Smith's lesson in how disguise (or acting) is not in makeup but in body language and expression has also always stuck with me, as has his description of an old Charlie Chaplin routine...dang, it's amazing how much is coming back to me.

That being said, I have to say that I think the Heinlein novel that affected me most, so much so that I've never had the guts to go back and read it again, was Orphans in the Sky. Now, this is no doubt because I read it in Junior High, and was expecting another of his juveniles (not that I knew them as such), and the cognitive dissonance left me drooling on my desk with my brains leaking out of my ears. But the concept of a generation starship descending into barbarism on it's interstellar journey certainly made an impression on me.
Nicholas Waller
16. James Davis Nicoll
. But the concept of a generation starship descending into barbarism on it's interstellar journey certainly made an impression on me.

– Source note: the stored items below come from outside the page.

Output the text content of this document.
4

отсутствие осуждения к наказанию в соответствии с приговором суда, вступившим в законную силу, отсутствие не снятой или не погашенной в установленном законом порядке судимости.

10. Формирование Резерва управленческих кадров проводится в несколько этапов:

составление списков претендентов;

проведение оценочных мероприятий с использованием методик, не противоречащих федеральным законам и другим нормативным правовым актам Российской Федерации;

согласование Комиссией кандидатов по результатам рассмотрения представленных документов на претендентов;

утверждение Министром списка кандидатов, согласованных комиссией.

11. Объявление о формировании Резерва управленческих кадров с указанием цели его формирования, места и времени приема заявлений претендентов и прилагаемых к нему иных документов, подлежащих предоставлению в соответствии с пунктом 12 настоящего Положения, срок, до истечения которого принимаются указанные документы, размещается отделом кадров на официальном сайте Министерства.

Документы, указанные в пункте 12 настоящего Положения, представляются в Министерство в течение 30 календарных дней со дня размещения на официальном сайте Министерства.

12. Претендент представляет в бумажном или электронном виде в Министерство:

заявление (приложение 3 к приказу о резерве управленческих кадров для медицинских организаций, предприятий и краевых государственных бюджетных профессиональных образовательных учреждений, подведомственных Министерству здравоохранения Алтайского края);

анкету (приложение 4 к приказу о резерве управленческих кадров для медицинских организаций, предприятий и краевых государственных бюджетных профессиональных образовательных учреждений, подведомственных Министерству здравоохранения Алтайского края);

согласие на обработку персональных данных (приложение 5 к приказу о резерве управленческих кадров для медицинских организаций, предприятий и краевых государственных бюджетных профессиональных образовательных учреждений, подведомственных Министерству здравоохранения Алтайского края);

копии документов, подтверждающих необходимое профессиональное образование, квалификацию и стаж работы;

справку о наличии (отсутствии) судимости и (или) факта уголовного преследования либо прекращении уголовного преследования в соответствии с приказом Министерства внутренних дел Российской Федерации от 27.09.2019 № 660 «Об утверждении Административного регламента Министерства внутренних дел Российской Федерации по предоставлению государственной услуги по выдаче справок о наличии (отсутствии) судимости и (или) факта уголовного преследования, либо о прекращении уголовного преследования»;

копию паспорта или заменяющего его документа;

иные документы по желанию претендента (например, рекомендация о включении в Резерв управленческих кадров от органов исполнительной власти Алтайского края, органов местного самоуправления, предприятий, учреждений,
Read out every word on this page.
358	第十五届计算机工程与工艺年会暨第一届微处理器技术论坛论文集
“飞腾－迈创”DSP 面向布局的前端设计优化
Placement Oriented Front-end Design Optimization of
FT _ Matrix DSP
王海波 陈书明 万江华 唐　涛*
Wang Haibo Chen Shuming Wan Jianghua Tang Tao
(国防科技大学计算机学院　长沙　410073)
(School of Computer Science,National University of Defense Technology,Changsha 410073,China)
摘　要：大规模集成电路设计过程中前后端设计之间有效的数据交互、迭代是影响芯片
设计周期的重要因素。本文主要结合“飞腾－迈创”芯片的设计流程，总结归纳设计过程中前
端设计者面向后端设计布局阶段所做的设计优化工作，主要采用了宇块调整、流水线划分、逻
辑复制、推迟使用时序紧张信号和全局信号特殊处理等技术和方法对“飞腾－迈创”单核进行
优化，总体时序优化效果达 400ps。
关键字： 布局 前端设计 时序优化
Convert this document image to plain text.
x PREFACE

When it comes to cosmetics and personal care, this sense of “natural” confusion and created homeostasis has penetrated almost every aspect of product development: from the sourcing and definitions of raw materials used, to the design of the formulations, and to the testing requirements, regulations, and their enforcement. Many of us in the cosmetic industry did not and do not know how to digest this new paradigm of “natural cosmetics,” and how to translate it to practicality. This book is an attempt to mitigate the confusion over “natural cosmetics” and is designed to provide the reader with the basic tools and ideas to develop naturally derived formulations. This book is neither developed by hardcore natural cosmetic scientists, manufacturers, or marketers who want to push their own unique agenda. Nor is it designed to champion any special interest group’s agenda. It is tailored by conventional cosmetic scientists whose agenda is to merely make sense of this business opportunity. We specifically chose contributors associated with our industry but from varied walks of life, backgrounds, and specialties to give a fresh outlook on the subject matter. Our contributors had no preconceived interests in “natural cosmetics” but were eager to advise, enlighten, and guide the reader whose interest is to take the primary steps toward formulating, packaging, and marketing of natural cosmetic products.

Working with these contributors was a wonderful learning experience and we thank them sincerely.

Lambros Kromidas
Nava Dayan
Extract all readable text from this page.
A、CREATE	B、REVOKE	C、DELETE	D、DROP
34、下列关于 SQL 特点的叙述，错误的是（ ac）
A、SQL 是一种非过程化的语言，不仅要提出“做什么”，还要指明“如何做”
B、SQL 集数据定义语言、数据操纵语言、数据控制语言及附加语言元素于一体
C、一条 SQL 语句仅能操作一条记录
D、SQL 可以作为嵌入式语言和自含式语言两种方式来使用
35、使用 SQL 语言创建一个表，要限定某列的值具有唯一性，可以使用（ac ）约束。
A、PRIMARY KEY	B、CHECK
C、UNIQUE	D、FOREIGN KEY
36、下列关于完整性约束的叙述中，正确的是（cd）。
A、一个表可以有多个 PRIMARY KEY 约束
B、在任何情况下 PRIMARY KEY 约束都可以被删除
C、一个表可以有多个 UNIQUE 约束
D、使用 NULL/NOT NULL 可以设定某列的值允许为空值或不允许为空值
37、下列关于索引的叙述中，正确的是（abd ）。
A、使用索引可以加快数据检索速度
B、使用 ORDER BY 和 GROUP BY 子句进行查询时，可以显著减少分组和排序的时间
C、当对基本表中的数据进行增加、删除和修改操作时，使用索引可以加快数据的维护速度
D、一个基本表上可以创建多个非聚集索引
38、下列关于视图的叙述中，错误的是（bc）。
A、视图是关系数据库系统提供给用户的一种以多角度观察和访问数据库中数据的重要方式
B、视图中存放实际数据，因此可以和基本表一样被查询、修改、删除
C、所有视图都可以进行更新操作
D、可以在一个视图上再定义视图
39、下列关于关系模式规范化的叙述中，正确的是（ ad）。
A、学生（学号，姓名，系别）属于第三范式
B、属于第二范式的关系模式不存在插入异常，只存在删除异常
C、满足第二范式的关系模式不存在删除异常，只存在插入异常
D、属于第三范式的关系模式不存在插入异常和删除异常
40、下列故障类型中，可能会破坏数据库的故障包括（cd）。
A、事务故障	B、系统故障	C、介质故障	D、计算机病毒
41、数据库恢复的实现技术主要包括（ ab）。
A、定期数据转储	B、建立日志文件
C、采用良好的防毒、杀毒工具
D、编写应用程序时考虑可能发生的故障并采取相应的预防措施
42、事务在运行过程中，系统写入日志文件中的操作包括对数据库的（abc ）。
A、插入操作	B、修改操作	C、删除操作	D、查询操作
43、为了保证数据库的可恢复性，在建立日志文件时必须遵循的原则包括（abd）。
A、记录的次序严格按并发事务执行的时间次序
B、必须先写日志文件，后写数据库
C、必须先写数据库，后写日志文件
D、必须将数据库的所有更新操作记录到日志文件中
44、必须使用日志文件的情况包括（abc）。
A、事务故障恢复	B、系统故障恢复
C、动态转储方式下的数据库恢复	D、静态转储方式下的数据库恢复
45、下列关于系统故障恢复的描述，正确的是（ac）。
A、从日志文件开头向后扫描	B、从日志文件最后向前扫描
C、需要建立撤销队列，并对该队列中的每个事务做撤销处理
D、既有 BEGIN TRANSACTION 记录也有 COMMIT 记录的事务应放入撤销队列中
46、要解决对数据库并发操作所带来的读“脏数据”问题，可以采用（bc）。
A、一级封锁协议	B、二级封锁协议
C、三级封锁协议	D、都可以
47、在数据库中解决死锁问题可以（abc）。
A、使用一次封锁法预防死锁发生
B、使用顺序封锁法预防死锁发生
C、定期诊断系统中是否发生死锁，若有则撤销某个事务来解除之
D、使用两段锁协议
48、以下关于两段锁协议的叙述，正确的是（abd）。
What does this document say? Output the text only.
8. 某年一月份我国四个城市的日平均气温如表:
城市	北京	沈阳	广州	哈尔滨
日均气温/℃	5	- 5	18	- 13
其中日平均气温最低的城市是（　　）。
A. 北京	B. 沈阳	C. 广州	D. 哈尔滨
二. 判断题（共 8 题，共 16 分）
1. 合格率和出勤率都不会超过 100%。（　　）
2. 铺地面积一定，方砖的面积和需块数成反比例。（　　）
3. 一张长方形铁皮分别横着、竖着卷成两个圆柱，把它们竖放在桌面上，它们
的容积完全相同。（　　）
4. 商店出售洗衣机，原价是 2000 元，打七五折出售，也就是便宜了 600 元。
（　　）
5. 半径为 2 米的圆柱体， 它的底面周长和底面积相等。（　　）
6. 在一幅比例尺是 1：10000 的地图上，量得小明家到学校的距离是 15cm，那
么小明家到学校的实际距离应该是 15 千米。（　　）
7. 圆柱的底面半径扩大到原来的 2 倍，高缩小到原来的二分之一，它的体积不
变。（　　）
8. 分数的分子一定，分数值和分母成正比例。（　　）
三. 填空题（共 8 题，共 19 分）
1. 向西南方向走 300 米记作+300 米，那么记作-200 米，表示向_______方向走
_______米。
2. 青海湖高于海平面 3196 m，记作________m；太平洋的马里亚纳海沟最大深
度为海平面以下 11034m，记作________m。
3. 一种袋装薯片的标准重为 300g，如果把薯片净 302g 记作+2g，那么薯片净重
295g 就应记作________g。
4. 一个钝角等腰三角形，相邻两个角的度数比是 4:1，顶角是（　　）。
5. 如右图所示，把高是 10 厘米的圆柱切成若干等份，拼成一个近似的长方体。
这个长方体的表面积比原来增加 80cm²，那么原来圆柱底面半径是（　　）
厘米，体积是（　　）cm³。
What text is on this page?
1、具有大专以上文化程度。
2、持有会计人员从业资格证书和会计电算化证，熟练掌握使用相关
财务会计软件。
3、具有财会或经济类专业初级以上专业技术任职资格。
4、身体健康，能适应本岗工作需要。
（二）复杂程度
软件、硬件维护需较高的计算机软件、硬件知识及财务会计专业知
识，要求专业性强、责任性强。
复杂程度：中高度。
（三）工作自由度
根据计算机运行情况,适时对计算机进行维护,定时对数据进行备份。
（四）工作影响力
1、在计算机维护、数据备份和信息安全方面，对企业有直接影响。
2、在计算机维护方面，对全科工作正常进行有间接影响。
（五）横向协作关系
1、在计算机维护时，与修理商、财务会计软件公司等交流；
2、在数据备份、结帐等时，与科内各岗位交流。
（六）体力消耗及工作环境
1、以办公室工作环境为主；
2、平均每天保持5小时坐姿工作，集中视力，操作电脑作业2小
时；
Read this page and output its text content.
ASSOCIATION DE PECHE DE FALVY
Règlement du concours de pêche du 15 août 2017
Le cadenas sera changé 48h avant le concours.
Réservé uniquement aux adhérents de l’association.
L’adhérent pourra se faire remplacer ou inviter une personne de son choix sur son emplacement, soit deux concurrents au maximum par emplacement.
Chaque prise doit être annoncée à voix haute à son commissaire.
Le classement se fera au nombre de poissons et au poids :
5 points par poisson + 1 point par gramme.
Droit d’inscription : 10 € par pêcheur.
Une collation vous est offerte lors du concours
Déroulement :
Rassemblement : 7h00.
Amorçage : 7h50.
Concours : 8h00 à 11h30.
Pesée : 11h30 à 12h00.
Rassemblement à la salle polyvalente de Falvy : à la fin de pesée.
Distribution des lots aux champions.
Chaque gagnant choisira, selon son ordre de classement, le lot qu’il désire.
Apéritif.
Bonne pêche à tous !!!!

And almost every SF author who wrote about generation ships after Orphans of the Sky came out. It's a very rare generation ship that makes it to its destination without suffering some culture-wrecking,potentially mission-killing social break-down. Pamela Sargent's Earthseed features a successful generation ship but she cheats by not having the colonist children decanted until they are relatively near their destination.

It may be something about the idea of long voyages - Leinster's 1935 short "Proxima Centauri" only featured a seven year journey and even it had a mutiny in mid-voyage.
Nicholas Waller
17. R. Emrys
I'm not sure if this is my favorite (I love Moon, but I think it might be his best. Lorenzo isn't either one of his hypercompetent heroes or one of his obstructive NPCs, and it gives the book some extra nuance. I love the behind-the-scenes politics, and the careful cross-cultural negotiations with the Martians.
Nicholas Waller
18. Dholton
@16

Oh, I wasn't by any means saying the story was unique, it was just the first time I had been introduced to the idea. He structured the story as beginning after the "Fall", and gives the reader the info from the viewpoints and legends of the inhabitants. Thus, my poor 13 year old brain was twisted into new and interesting shapes (and better!) by having to piece this new concept together from the clues he gave.
Nicholas Waller
19. OtterB
I haven't reread this one in a long time. It must be on the bookshelf somewhere; I'll have to look for it. I remember enjoying it, and especially the character growth.
Steven desJardins
20. stevendj
Plug: Antal Szerb's Oliver VII, written several years before Double Star but only recently translated from Hungarian. It's like a Ruritanian version of Double Star, only the con man impersonating the exiled king is actually the exiled king impersonating a con man. Delightfully light and whimsical.
Nicholas Waller
21. hapax
Holy cow. Another book that I had read a million times, adored, then COMPLETELY FORGOTTEN until a Jo Walton post pings the calcified memory files, and I have to run and find a copy, so I can push it on my own personal fourteen year old boy, saying "Just. Read. It."

Nicholas Waller
22. Neil in Chicago
Heinlein's now long enough ago that it's easy not to know the contexts he was writing in, and the other work being done at the same time.
There's a classic joke about someone who was dragged to a Shakespeare play, after having not seen one his whole life, whose reaction was, "It's just a bunch of cliches strung together!"
One of the things "science fiction" is is a prolonged conversation, and more people are conversing with Heinlein than perhaps any other writer.